There's just too much in Heavy Weather: too many neat ideas, too much social extrapolation. Sterling seems to have thought a lot about the effects of things like unbreakable encryption, wireless networks, digicash, and all that other tech that's coming real soon now and will either save us or (as Sterling seems to think) damn us. There's ideas and new technology and really neat stuff springing off practically every page of this book. Sterling is a gifted observer as well. I love his constant distinction between "people who write code" and "people who write interfaces." Moreover, I love the sections where people actually gripe about the stupid interfaces on their <fill in the blank>. He's also a frustrating observer: his two page lecture on how "unbreakable encryption, digital authentication, anonymous remailing and network untraceability" ruined the world is wonderfully pessimistic, and difficult for me to refute in the space I have here. But why is Sterling convinced this is the way it has to be? I don't know.

This is the major problem with Heavy Weather: there's not enough depth. I want more. I want to see how everyday people live. I want to see not just the uses for technology that the people on the street find, but the original intended uses. I want to know more about the Storm Troupe, this bunch of weirdos that's chasing the Mother Of All Tornados. Except for the Ungers, Jane and Alex, and a couple of other Troupers, we never find out much about the members. Even Jane and Alex's motives aren't clearly explained. (Yeah, Jane's in love, and Alex is playing the "Feel Like I'm Fixing To Die Rag", but that doesn't go far enough. Why does Alex continue to hang around with the Troupe long after being kidnapped from an illegal Mexican clinic by his sister? I don't know, and I'm not sure Sterling does.)
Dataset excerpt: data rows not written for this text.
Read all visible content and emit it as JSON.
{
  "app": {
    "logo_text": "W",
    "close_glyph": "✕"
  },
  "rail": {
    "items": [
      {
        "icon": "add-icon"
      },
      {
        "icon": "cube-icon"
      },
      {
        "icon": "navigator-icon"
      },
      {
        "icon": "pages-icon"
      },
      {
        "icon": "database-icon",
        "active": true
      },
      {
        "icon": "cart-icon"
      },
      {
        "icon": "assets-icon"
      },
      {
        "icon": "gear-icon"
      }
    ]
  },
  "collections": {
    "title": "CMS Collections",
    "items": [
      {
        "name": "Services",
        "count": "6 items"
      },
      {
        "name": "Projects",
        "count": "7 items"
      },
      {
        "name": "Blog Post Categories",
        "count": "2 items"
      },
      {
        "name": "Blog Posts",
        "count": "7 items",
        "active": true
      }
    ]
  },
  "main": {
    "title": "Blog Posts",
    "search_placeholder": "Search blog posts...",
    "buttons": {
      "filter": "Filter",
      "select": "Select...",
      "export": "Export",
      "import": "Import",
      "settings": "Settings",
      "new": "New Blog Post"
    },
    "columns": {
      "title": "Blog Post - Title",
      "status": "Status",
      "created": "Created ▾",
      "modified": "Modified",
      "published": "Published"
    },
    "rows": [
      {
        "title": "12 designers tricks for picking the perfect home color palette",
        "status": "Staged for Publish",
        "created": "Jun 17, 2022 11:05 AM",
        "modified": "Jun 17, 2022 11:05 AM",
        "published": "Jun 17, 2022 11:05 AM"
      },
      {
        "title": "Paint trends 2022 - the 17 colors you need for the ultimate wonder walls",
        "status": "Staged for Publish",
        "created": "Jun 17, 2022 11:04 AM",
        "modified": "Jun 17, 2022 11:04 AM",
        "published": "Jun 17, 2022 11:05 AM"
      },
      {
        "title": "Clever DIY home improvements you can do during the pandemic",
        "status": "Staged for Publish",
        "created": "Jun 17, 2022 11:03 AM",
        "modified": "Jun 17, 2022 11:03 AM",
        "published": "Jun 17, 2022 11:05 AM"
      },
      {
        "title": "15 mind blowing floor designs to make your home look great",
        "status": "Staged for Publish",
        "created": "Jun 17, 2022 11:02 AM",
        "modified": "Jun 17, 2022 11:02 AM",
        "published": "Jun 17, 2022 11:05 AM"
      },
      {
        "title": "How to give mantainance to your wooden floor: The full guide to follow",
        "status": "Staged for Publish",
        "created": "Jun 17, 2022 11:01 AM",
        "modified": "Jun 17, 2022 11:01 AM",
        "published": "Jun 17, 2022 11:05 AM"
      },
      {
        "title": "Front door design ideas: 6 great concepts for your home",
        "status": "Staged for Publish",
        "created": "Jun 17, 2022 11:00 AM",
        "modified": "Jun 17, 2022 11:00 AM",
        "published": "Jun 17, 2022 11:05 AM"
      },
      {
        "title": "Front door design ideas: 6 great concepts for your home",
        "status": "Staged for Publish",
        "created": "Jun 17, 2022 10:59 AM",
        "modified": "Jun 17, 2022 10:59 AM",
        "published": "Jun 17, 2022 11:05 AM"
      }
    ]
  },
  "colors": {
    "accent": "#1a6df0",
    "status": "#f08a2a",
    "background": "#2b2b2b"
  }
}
The star of Heavy Weather is the weather: more specifically, the monster killer tornado from Hell, the F-6. No surprise, eh? Well, Sterling doesn't seem to have thought this was enough of a climax: instead, much of the action during the tornado is focused on a bunch of "truly eleet network doods", (Private to Sterling: B1FF! is a parody, okay? Nobody talks like that except AOLweenies. And "eleet" is spelled "3133T") an unconvincingly evil bunch of political types who intend to use the storm to cover their tracks as they escape from bondage. Bondage to what? Why is this here? Has Sterling lost faith in his audience to that extent: that he has to trump up a traditional confrontation and resolution, instead of letting the climax ride on the tornado? I can't say I blame him if this is the case, but damn! He should have tried!

One of these days (I hope very soon), Sterling will write his Carrion Comfort: a huge, sprawling, balls-to-the-wall book where he can give his mind full play and explain why he thinks X is the inevitable result of Y and Z. Heavy Weather isn't that book: it doesn't even come close. But it isn't a failure: Sterling's ambition can't be bound between 310 pages, but what is caught on paper is worth having around.